In an effort to prove why heritage status is necessary, Wynne pointed to a deadline created by a provincial law under Bill 23 that will see some buildings lose heritage status in the near future 

Under Bill 23, properties that are categorized as “listed” — a much weaker form of heritage preservation than a full designation — can only hold that status for two years. After that, the property will lose its listed status if it is not fully designated. The property is then ineligible to regain heritage status for another five years.

Toronto has about 3,800 listed historic properties, some of which have had that status for nearly 50 years.

The houses at 29, 31 and 33 Sussex Avenue are already considered listed historic properties.

Wynne and Mathien said the Huron-Sussex area was a buzzing cultural centre in the late '60s and early '70s.
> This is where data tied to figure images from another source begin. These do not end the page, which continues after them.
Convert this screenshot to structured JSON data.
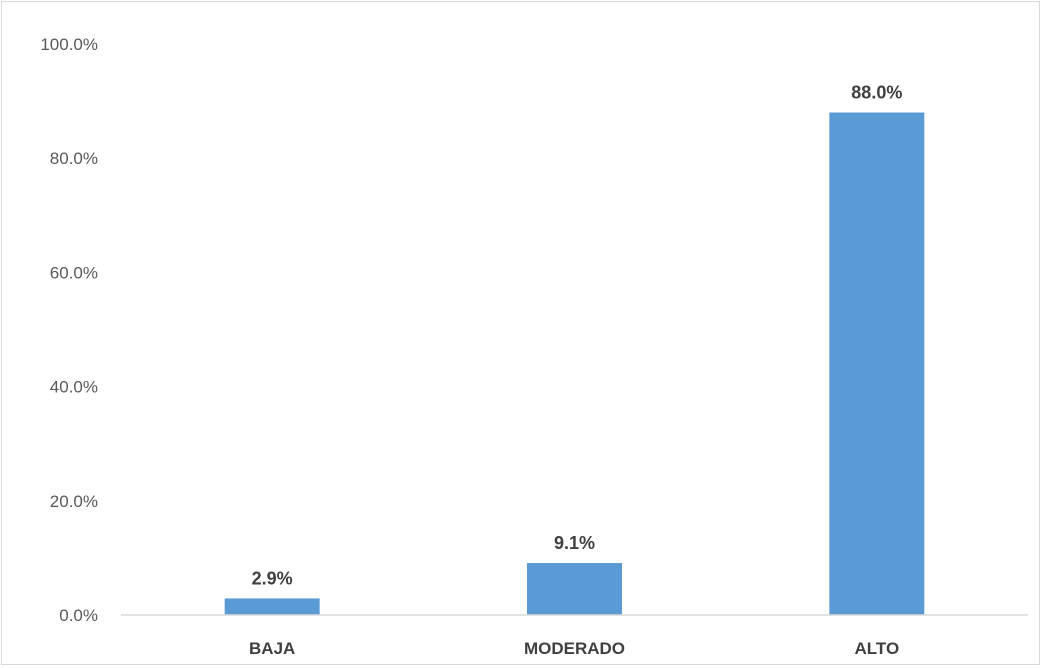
{
  "chart_data": {
    "type": "bar",
    "title": "",
    "xlabel": "",
    "ylabel": "",
    "categories": [
      "BAJA",
      "MODERADO",
      "ALTO"
    ],
    "values": [
      2.9,
      9.1,
      88.0
    ],
    "data_labels": [
      "2.9%",
      "9.1%",
      "88.0%"
    ],
    "ylim": [
      0,
      100
    ],
    "yticks": [
      0,
      20,
      40,
      60,
      80,
      100
    ],
    "ytick_labels": [
      "0.0%",
      "20.0%",
      "40.0%",
      "60.0%",
      "80.0%",
      "100.0%"
    ],
    "grid": false,
    "legend": "none",
    "bar_color": "#5b9bd5",
    "axis_color": "#d9d9d9"
  }
}
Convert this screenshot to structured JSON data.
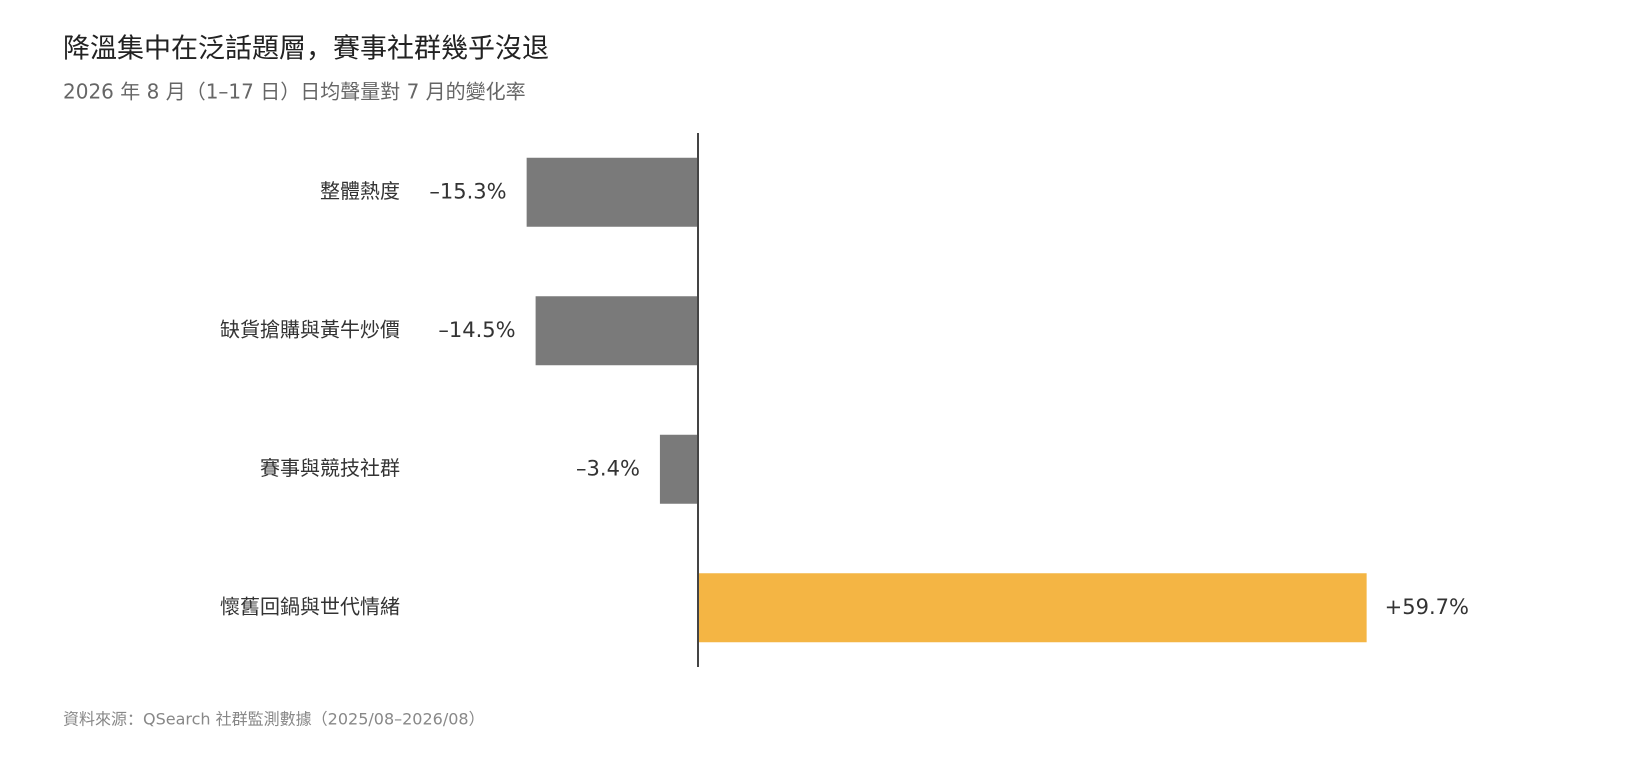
{
  "chart_data": {
    "type": "hbar",
    "title": "降溫集中在泛話題層，賽事社群幾乎沒退",
    "subtitle": "2026 年 8 月（1–17 日）日均聲量對 7 月的變化率",
    "source": "資料來源：QSearch 社群監測數據（2025/08–2026/08）",
    "categories": [
      "整體熱度",
      "缺貨搶購與黃牛炒價",
      "賽事與競技社群",
      "懷舊回鍋與世代情緒"
    ],
    "values": [
      -15.3,
      -14.5,
      -3.4,
      59.7
    ],
    "value_labels": [
      "–15.3%",
      "–14.5%",
      "–3.4%",
      "+59.7%"
    ],
    "colors": [
      "#7a7a7a",
      "#7a7a7a",
      "#7a7a7a",
      "#f4b544"
    ],
    "xlim": [
      -20,
      70
    ]
  }
}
“At 24 Sussex Ave., Margaret Atwood published her first book," Wynne said. "House of Anansi Press started at the corner of Sussex and Spadina. Dennis Lee wrote Alligator Pie, one of Canada's best known children's books, in 29 Sussex in the 1960s."

29 Sussex Ave., one of the houses named in the heritage application, is now untenanted and appeared to be in shabby condition when a TorontoToday reporter visited this week. 

"When the longtime owner sold the property in 2013, a developer bought it,” Wynne explained. 

Wynne said the developer tried to demolish the property but was unsuccessful because of the home’s listed historic status. The house was gutted, and then was left neglected, he said. It was later sold to the university. 

"Change happens, and nothing is sacrosanct," Mathien said. "But when you have three notable properties like this, you want to save them as a part of a part of the historical warp and weft of Toronto."

29, 31 and 33 Sussex appear as 22-24 Sussex in this 1885 map of Toronto.